Tanker damages Ambrose Light, raising questions about its future

High winds off Sandy Hook, N.J., may have been one factor causing a 799-foot tanker to sideswipe Ambrose Light, crippling the beacon and perhaps ending its long history of guiding ships to New York Harbor.

The Coast Guard and National Transportation Safety Board are investigating why the ship’s crew didn’t report the allision for almost seven hours.

The Coast Guard said the inbound Bahamas-flagged Axel Spirit was approaching Ambrose Channel at 0200 Nov. 3 when the incident happened. That morning, the region was experiencing severe weather caused by Tropical Storm Noel.

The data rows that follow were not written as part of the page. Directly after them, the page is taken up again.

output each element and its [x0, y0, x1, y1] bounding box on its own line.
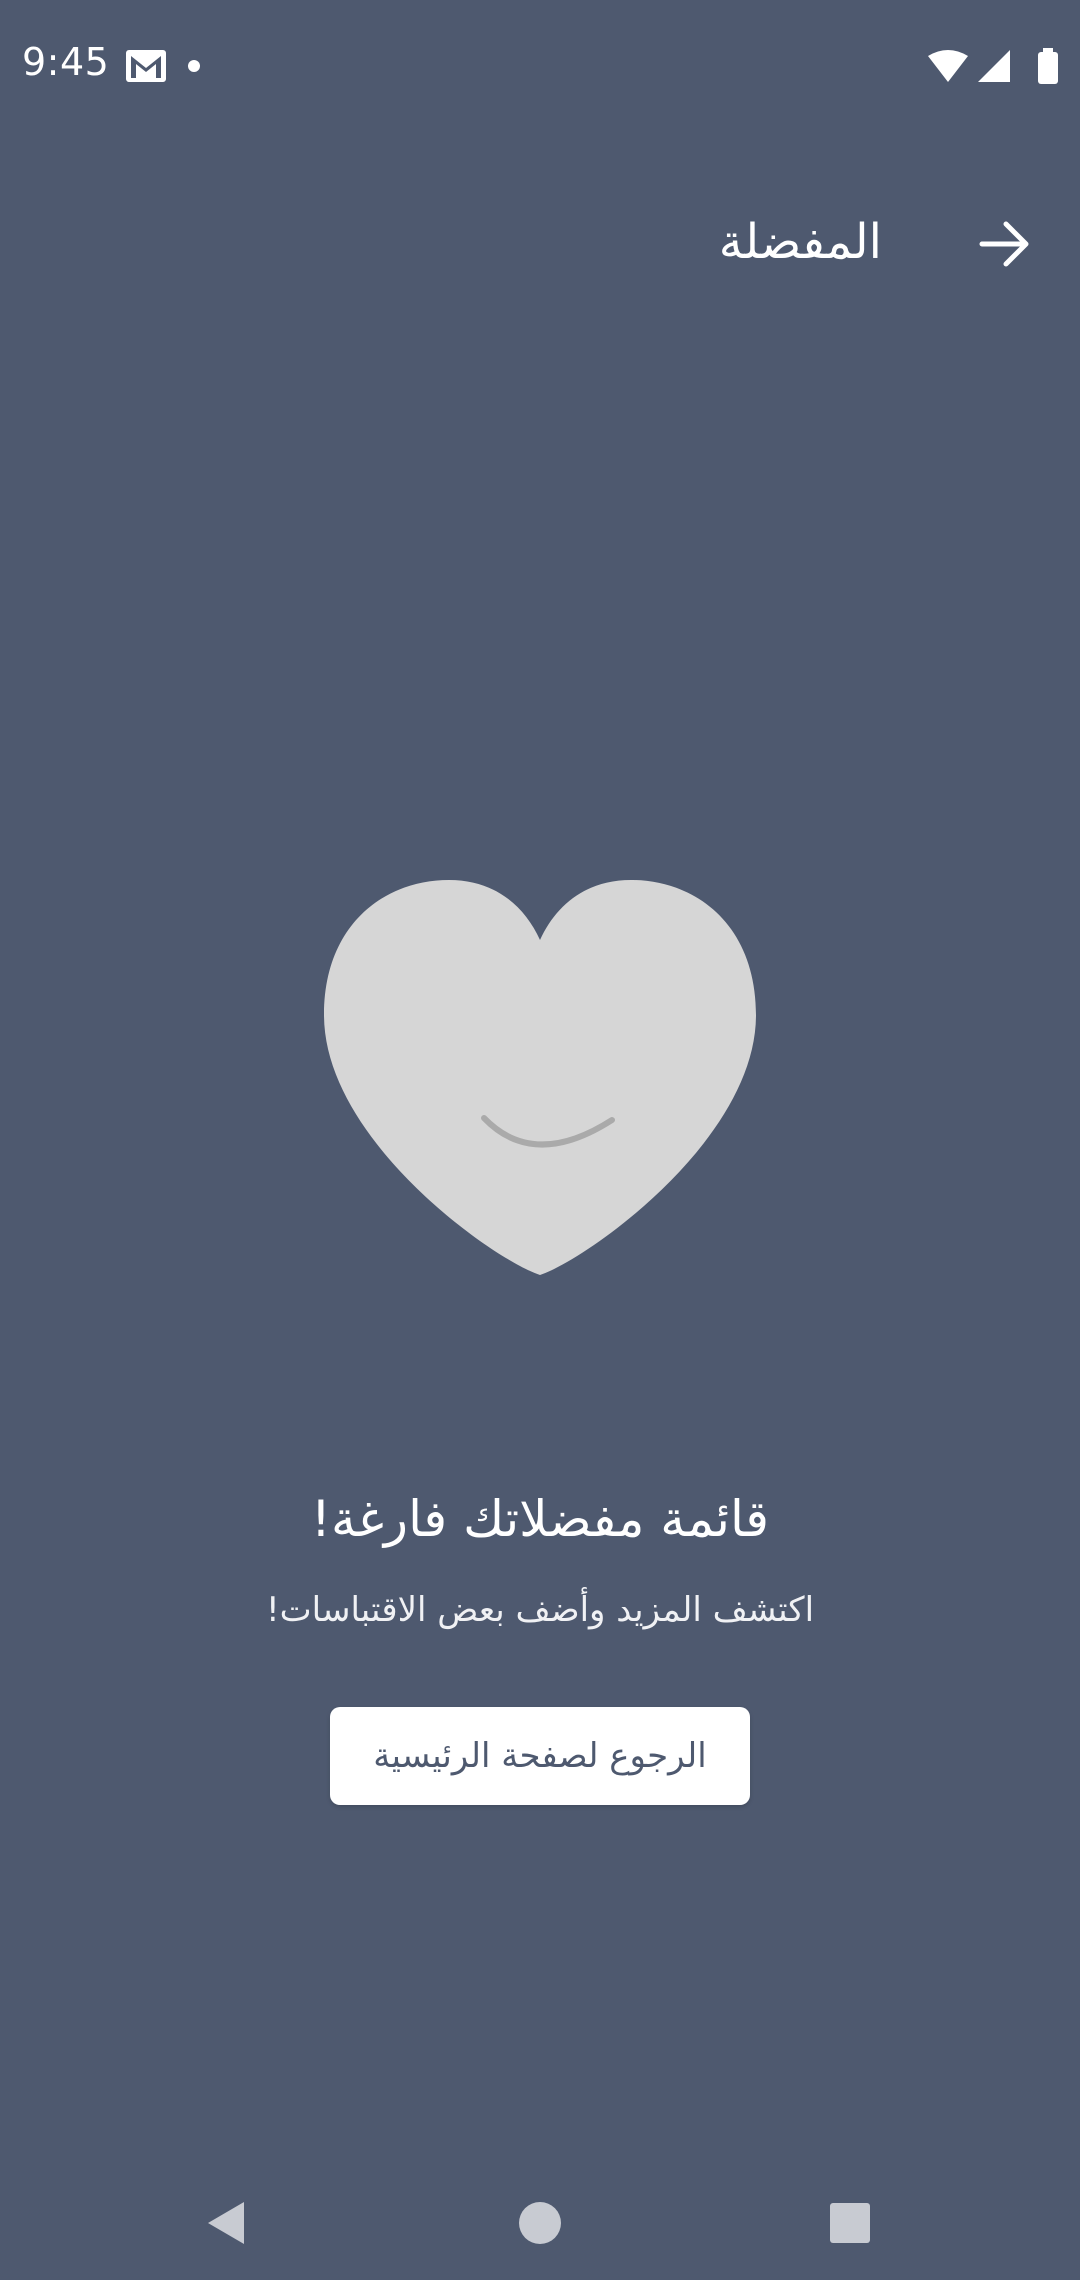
empty-state-title: قائمة مفضلاتك فارغة!: [310, 1490, 770, 1548]
system-nav-bar: [0, 2160, 1080, 2280]
battery-icon: [1038, 52, 1058, 84]
status-time: 9:45: [22, 40, 110, 84]
nav-recents-icon: [830, 2203, 870, 2243]
status-left-icons: [126, 48, 206, 92]
nav-back-button[interactable]: [190, 2188, 260, 2258]
app-bar: المفضلة: [0, 190, 1080, 310]
nav-back-icon: [208, 2202, 244, 2244]
wifi-icon: [928, 50, 968, 82]
nav-home-button[interactable]: [505, 2188, 575, 2258]
notification-dot-icon: [188, 60, 200, 72]
status-right-icons: [928, 48, 1058, 92]
empty-state-subtitle: اكتشف المزيد وأضف بعض الاقتباسات!: [265, 1590, 815, 1630]
page-title: المفضلة: [718, 214, 882, 270]
smiling-heart-icon: [324, 880, 756, 1275]
status-bar: 9:45: [0, 0, 1080, 134]
back-button[interactable]: [974, 214, 1034, 274]
empty-illustration: [324, 880, 756, 1280]
nav-recents-button[interactable]: [815, 2188, 885, 2258]
signal-icon: [978, 50, 1010, 82]
arrow-forward-icon: [979, 221, 1029, 267]
go-home-button[interactable]: الرجوع لصفحة الرئيسية: [330, 1707, 750, 1805]
gmail-icon: [126, 50, 166, 82]
nav-home-icon: [519, 2202, 561, 2244]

Winds were 20 to 25 knots, with 4- to 5-foot seas, the Coast Guard said. Axel Spirit’s crew reported no malfunctions in navigation or steering systems.

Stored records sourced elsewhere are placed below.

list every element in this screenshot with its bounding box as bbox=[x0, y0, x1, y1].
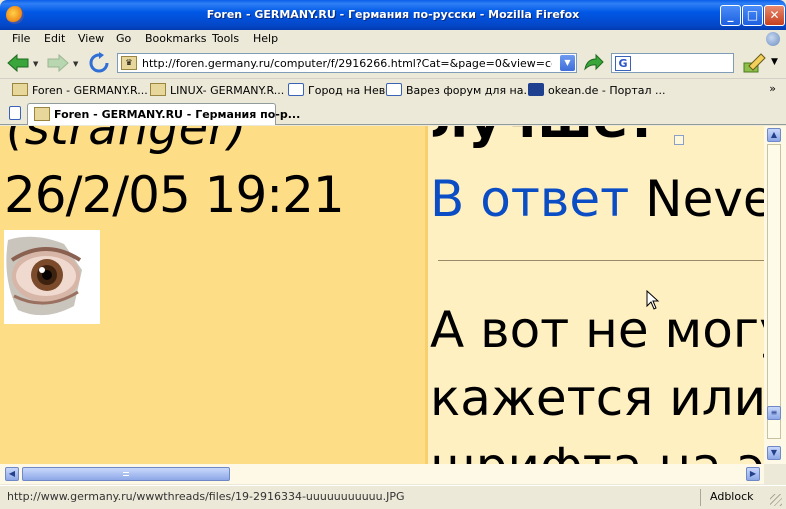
status-text: http://www.germany.ru/wwwthreads/files/1… bbox=[7, 490, 405, 503]
page-icon bbox=[288, 83, 304, 96]
post-icon bbox=[674, 135, 684, 145]
status-separator bbox=[700, 489, 701, 506]
edit-pencil-icon[interactable] bbox=[741, 52, 767, 74]
post-body-column: лучше? В ответ Neve А вот не могу кажетс… bbox=[428, 126, 764, 464]
forward-history-dropdown-icon[interactable]: ▼ bbox=[73, 60, 78, 68]
horizontal-scroll-thumb[interactable] bbox=[22, 467, 230, 481]
post-body-line: кажется или bbox=[430, 369, 764, 427]
menu-view[interactable]: View bbox=[78, 32, 104, 45]
scroll-left-icon[interactable]: ◀ bbox=[5, 467, 19, 481]
menu-help[interactable]: Help bbox=[253, 32, 278, 45]
new-tab-icon[interactable] bbox=[9, 106, 21, 120]
status-bar: http://www.germany.ru/wwwthreads/files/1… bbox=[0, 485, 786, 509]
okean-icon bbox=[528, 83, 544, 96]
bookmarks-overflow-button[interactable]: » bbox=[769, 82, 776, 95]
menu-edit[interactable]: Edit bbox=[44, 32, 65, 45]
back-arrow-icon[interactable] bbox=[6, 53, 30, 73]
site-favicon-icon: ♛ bbox=[121, 56, 137, 70]
go-arrow-icon[interactable] bbox=[582, 53, 604, 73]
author-status: (stranger) bbox=[6, 126, 247, 156]
menu-go[interactable]: Go bbox=[116, 32, 131, 45]
bookmark-item[interactable]: Foren - GERMANY.R... bbox=[12, 83, 148, 97]
scrollbar-corner bbox=[764, 464, 786, 484]
crown-icon bbox=[150, 83, 166, 96]
back-history-dropdown-icon[interactable]: ▼ bbox=[33, 60, 38, 68]
reply-to-user[interactable]: Neve bbox=[629, 170, 764, 228]
tab-active[interactable]: Foren - GERMANY.RU - Германия по-р... bbox=[27, 103, 300, 125]
tab-label: Foren - GERMANY.RU - Германия по-р... bbox=[54, 108, 301, 121]
maximize-button[interactable]: □ bbox=[742, 5, 763, 26]
horizontal-scrollbar[interactable]: ◀ ▶ bbox=[0, 464, 786, 484]
minimize-button[interactable]: _ bbox=[720, 5, 741, 26]
url-input[interactable]: http://foren.germany.ru/computer/f/29162… bbox=[142, 57, 552, 70]
url-dropdown-icon[interactable]: ▼ bbox=[560, 55, 575, 71]
scroll-down-icon[interactable]: ▼ bbox=[767, 446, 781, 460]
reply-line: В ответ Neve bbox=[430, 170, 764, 228]
google-search-engine-icon[interactable]: G bbox=[615, 56, 631, 71]
scroll-right-icon[interactable]: ▶ bbox=[746, 467, 760, 481]
bookmark-item[interactable]: Город на Неве bbox=[288, 83, 392, 97]
reload-icon[interactable] bbox=[88, 52, 110, 74]
post-body: А вот не могу кажется или шрифта на э bbox=[430, 296, 764, 464]
vertical-scrollbar[interactable]: ▲ ≡ ▼ bbox=[764, 126, 786, 464]
resize-grip-icon[interactable] bbox=[770, 494, 782, 506]
tab-strip: Foren - GERMANY.RU - Германия по-р... bbox=[0, 101, 786, 125]
mouse-cursor-icon bbox=[646, 290, 660, 310]
post-body-line: А вот не могу bbox=[430, 301, 764, 359]
vertical-scroll-thumb[interactable] bbox=[767, 144, 781, 439]
divider bbox=[438, 260, 764, 261]
menu-tools[interactable]: Tools bbox=[212, 32, 239, 45]
post-author-column: (stranger) 26/2/05 19:21 bbox=[0, 126, 425, 464]
throbber-icon bbox=[766, 32, 780, 46]
post-subject: лучше? bbox=[430, 126, 658, 150]
bookmarks-toolbar: Foren - GERMANY.R... LINUX- GERMANY.R...… bbox=[0, 80, 786, 100]
menu-bar: File Edit View Go Bookmarks Tools Help bbox=[0, 30, 786, 47]
avatar[interactable] bbox=[4, 230, 100, 324]
title-bar: Foren - GERMANY.RU - Германия по-русски … bbox=[0, 0, 786, 30]
scroll-up-icon[interactable]: ▲ bbox=[767, 128, 781, 142]
crown-icon bbox=[12, 83, 28, 96]
reply-link[interactable]: В ответ bbox=[430, 170, 629, 228]
window-title: Foren - GERMANY.RU - Германия по-русски … bbox=[206, 8, 580, 21]
bookmark-item[interactable]: Варез форум для на... bbox=[386, 83, 534, 97]
post-datetime: 26/2/05 19:21 bbox=[4, 166, 345, 224]
eye-avatar-icon bbox=[4, 230, 100, 324]
search-box[interactable]: G bbox=[611, 53, 734, 73]
vertical-scroll-grip-icon[interactable]: ≡ bbox=[767, 406, 781, 420]
bookmark-item[interactable]: LINUX- GERMANY.R... bbox=[150, 83, 284, 97]
forward-arrow-icon[interactable] bbox=[46, 53, 70, 73]
page-icon bbox=[386, 83, 402, 96]
crown-icon bbox=[34, 107, 50, 121]
menu-bookmarks[interactable]: Bookmarks bbox=[145, 32, 206, 45]
post-body-line: шрифта на э bbox=[430, 432, 764, 464]
adblock-button[interactable]: Adblock bbox=[710, 490, 754, 503]
bookmark-item[interactable]: okean.de - Портал ... bbox=[528, 83, 666, 97]
navigation-toolbar: ▼ ▼ ♛ http://foren.germany.ru/computer/f… bbox=[0, 47, 786, 79]
url-bar[interactable]: ♛ http://foren.germany.ru/computer/f/291… bbox=[117, 53, 577, 73]
menu-file[interactable]: File bbox=[12, 32, 30, 45]
close-button[interactable]: ✕ bbox=[764, 5, 785, 26]
toolbar-overflow-icon[interactable]: ▼ bbox=[771, 57, 778, 67]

Axel Spirit was on its way to a Chevron terminal in Perth Amboy, N.J., when it struck Ambrose Light. The 76-foot-high steel structure, also known as Ambrose Tower, is 12 miles southeast of Staten Island, N.Y.

The mate on a nearby pilot launch noticed that the light wasn’t working properly and notified the Coast Guard at 0315. Axel Spirit interests didn’t report the incident until 0850, the Coast Guard said. The ship is owned and operated by Teekay Corp.

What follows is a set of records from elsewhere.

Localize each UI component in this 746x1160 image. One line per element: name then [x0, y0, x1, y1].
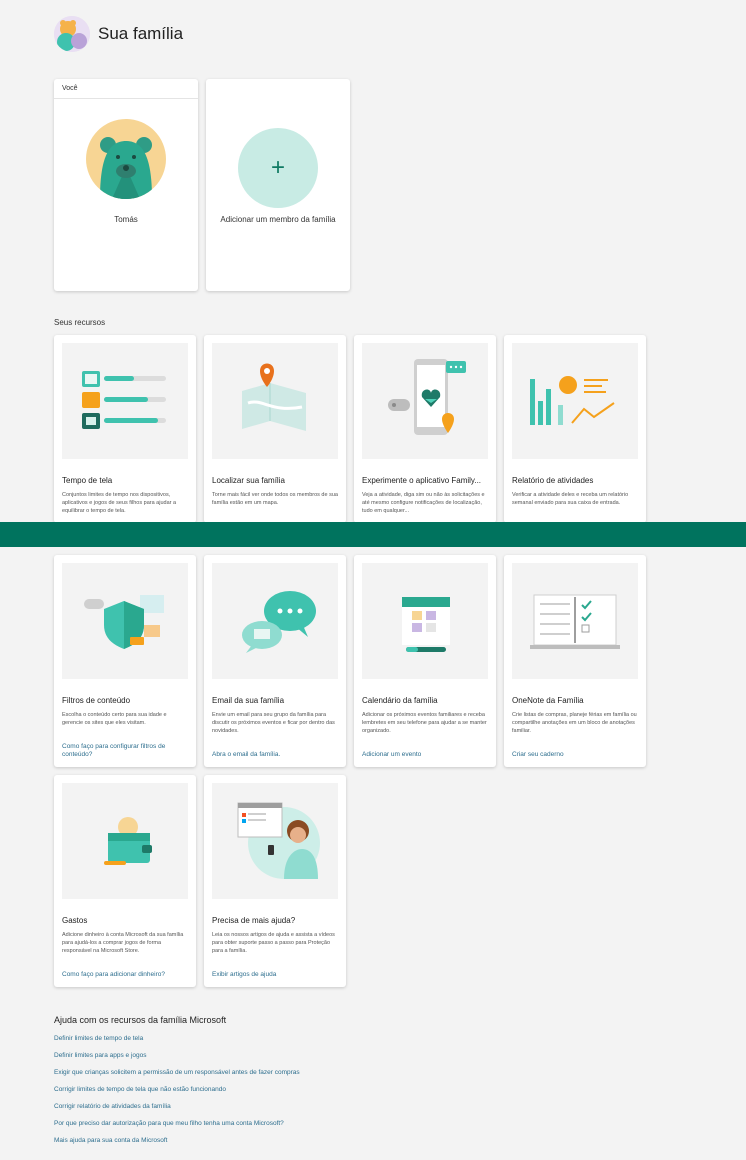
- member-name: Tomás: [114, 215, 138, 224]
- help-link[interactable]: Por que preciso dar autorização para que…: [54, 1120, 300, 1137]
- card-description: Adicione dinheiro à conta Microsoft da s…: [62, 932, 184, 954]
- card-title: Precisa de mais ajuda?: [212, 916, 296, 925]
- help-section-title: Ajuda com os recursos da família Microso…: [54, 1015, 227, 1025]
- help-link[interactable]: Exigir que crianças solicitem a permissã…: [54, 1069, 300, 1086]
- card-link[interactable]: Exibir artigos de ajuda: [212, 971, 338, 979]
- card-title: Relatório de atividades: [512, 476, 594, 485]
- card-title: OneNote da Família: [512, 696, 584, 705]
- shield-illustration-icon: [62, 563, 188, 679]
- card-more-help[interactable]: Precisa de mais ajuda? Leia os nossos ar…: [204, 775, 346, 987]
- help-link[interactable]: Corrigir limites de tempo de tela que nã…: [54, 1086, 300, 1103]
- help-link[interactable]: Definir limites de tempo de tela: [54, 1035, 300, 1052]
- card-activity-report[interactable]: Relatório de atividades Verificar a ativ…: [504, 335, 646, 523]
- card-title: Filtros de conteúdo: [62, 696, 131, 705]
- add-member-button[interactable]: +: [238, 128, 318, 208]
- resources-section-label: Seus recursos: [54, 318, 106, 327]
- help-links-list: Definir limites de tempo de tela Definir…: [54, 1035, 300, 1154]
- screen-time-illustration-icon: [62, 343, 188, 459]
- card-title: Experimente o aplicativo Family...: [362, 476, 482, 485]
- card-spending[interactable]: Gastos Adicione dinheiro à conta Microso…: [54, 775, 196, 987]
- page-header: Sua família: [54, 16, 183, 52]
- add-member-card[interactable]: + Adicionar um membro da família: [206, 79, 350, 291]
- card-title: Gastos: [62, 916, 88, 925]
- card-description: Veja a atividade, diga sim ou não às sol…: [362, 492, 485, 514]
- card-description: Leia os nossos artigos de ajuda e assist…: [212, 932, 335, 954]
- wallet-illustration-icon: [62, 783, 188, 899]
- card-content-filters[interactable]: Filtros de conteúdo Escolha o conteúdo c…: [54, 555, 196, 767]
- help-link[interactable]: Corrigir relatório de atividades da famí…: [54, 1103, 300, 1120]
- card-screen-time[interactable]: Tempo de tela Conjuntos limites de tempo…: [54, 335, 196, 523]
- card-link[interactable]: Como faço para adicionar dinheiro?: [62, 971, 188, 979]
- card-description: Conjuntos limites de tempo nos dispositi…: [62, 492, 177, 514]
- help-link[interactable]: Mais ajuda para sua conta da Microsoft: [54, 1137, 300, 1154]
- card-family-calendar[interactable]: Calendário da família Adicionar os próxi…: [354, 555, 496, 767]
- card-title: Calendário da família: [362, 696, 438, 705]
- phone-app-illustration-icon: [362, 343, 488, 459]
- activity-chart-illustration-icon: [512, 343, 638, 459]
- plus-icon: +: [270, 154, 285, 181]
- help-person-illustration-icon: [212, 783, 338, 899]
- card-family-app[interactable]: Experimente o aplicativo Family... Veja …: [354, 335, 496, 523]
- card-title: Tempo de tela: [62, 476, 113, 485]
- family-logo-icon: [54, 16, 90, 52]
- card-link[interactable]: Adicionar um evento: [362, 751, 488, 759]
- card-description: Torne mais fácil ver onde todos os membr…: [212, 492, 338, 506]
- card-title: Email da sua família: [212, 696, 285, 705]
- chat-illustration-icon: [212, 563, 338, 679]
- card-link[interactable]: Como faço para configurar filtros de con…: [62, 743, 188, 759]
- page-title: Sua família: [98, 24, 184, 43]
- card-find-family[interactable]: Localizar sua família Torne mais fácil v…: [204, 335, 346, 523]
- help-link[interactable]: Definir limites para apps e jogos: [54, 1052, 300, 1069]
- card-description: Adicionar os próximos eventos familiares…: [362, 712, 487, 734]
- card-family-onenote[interactable]: OneNote da Família Crie listas de compra…: [504, 555, 646, 767]
- notebook-illustration-icon: [512, 563, 638, 679]
- calendar-illustration-icon: [362, 563, 488, 679]
- card-description: Crie listas de compras, planeje férias e…: [512, 712, 637, 734]
- card-title: Localizar sua família: [212, 476, 285, 485]
- card-description: Envie um email para seu grupo da família…: [212, 712, 335, 734]
- card-link[interactable]: Criar seu caderno: [512, 751, 638, 759]
- member-card-self[interactable]: Você Tomás: [54, 79, 198, 291]
- bear-avatar-icon: [86, 119, 166, 199]
- map-illustration-icon: [212, 343, 338, 459]
- card-family-email[interactable]: Email da sua família Envie um email para…: [204, 555, 346, 767]
- card-description: Escolha o conteúdo certo para sua idade …: [62, 712, 167, 726]
- card-link[interactable]: Abra o email da família.: [212, 751, 338, 759]
- add-member-label: Adicionar um membro da família: [220, 215, 336, 224]
- accent-band: [0, 522, 746, 547]
- card-description: Verificar a atividade deles e receba um …: [512, 492, 629, 506]
- member-tag: Você: [54, 79, 198, 99]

“The vessel suffered some damage to the outer hull, but it was not breached,” said Gillian Redmond, a spokeswoman for the Vancouver-based tanker line. Teekay “continues to fully cooperate with the investigation,” she said.

The allision critically damaged Ambrose Light, which marks the convergence of four busy shipping lanes leading in and out of the Port of New York and New Jersey. The tower lies 4 miles outside Ambrose Channel. It also signals the Sandy Hook Pilots’ rendezvous zone for the ships.

While the light continued to shine, the tower suffered “substantial damage to its legs (and) stanchion, and the revolving light is bent and no longer rotating,” the Coast Guard said in a statement.

A Safety Marine Information Broadcast alert notified mariners of the condition of the navigation aid. After a helicopter survey indicated severe damage to the aid, the cutter Willow installed a temporary light buoy about 300 yards in front of the crippled tower on Nov. 7.

At first, the Coast Guard announced that it would formulate a plan to fix the light tower. The job was expected to cost millions of dollars.

“While the actual repair of Ambrose Light is a long-term project, the temporary navigation light … will ensure safety standards are in place for all vessels entering New York Harbor,” Lt. j.g. Kristin Conville, incident management officer for Sector New York, said Nov. 8, five days after the allision.

Later, however, Coast Guard officials cast some doubt on the prospect of restoring the light in this era of electronic navigation equipment and global positioning. By December, Coast Guard public affairs officers and investigators at Staten Island and Manhattan would not confirm that the aid would definitely be repaired or replaced.

The temporary light buoy was still in place as of December.

The four seaways converging near Ambrose Light are Ambrose Channel, Nantucket-Ambrose Shipping Lane, Hudson Canyon-Ambrose Shipping Lane and Barnegat-Ambrose Shipping Lane.

The earliest version of the Ambrose Light tower was installed in 1967. It replaced Lightship Ambrose. A lightship had floated there since 1823.

In 1996, the 754-foot Greek tanker Aegeo struck the tower.

The current steel tower, which includes an automated weather station, was constructed in 1999. Under normal conditions, it is visible 18 nautical miles out.

In 2001, it was struck by the 492-foot Malta-flagged freighter Kouros V.

If the Coast Guard is worried about the cost of replacing the light tower, it might consider moving it back to a previous location slightly west near the current green Fisherman’s Wreck buoy, which is in shallower water. It would be cheaper to place the light tower there, said Capt. Dennis Wheeler, New York president of the Sandy Hook Pilots.

“When the Coast Guard decides if they are going to replace the tower, we’d like to have some input on the position of the tower,” Wheeler said.

Axel Spirit, built in 2004, had a crew of 22 aboard. Redmond said the tanker was en route to Perth Amboy from Cayo Arcas, Mexico.

The Coast Guard said the tanker had “contact damage” to its hull in the area of the Nos. 4 and 5 ballast tanks. Temporary repairs were made, and the Coast Guard lifted a captain-of-the-port restriction on Nov. 20. Redmond said Axel Spirit was undergoing permanent repairs in December.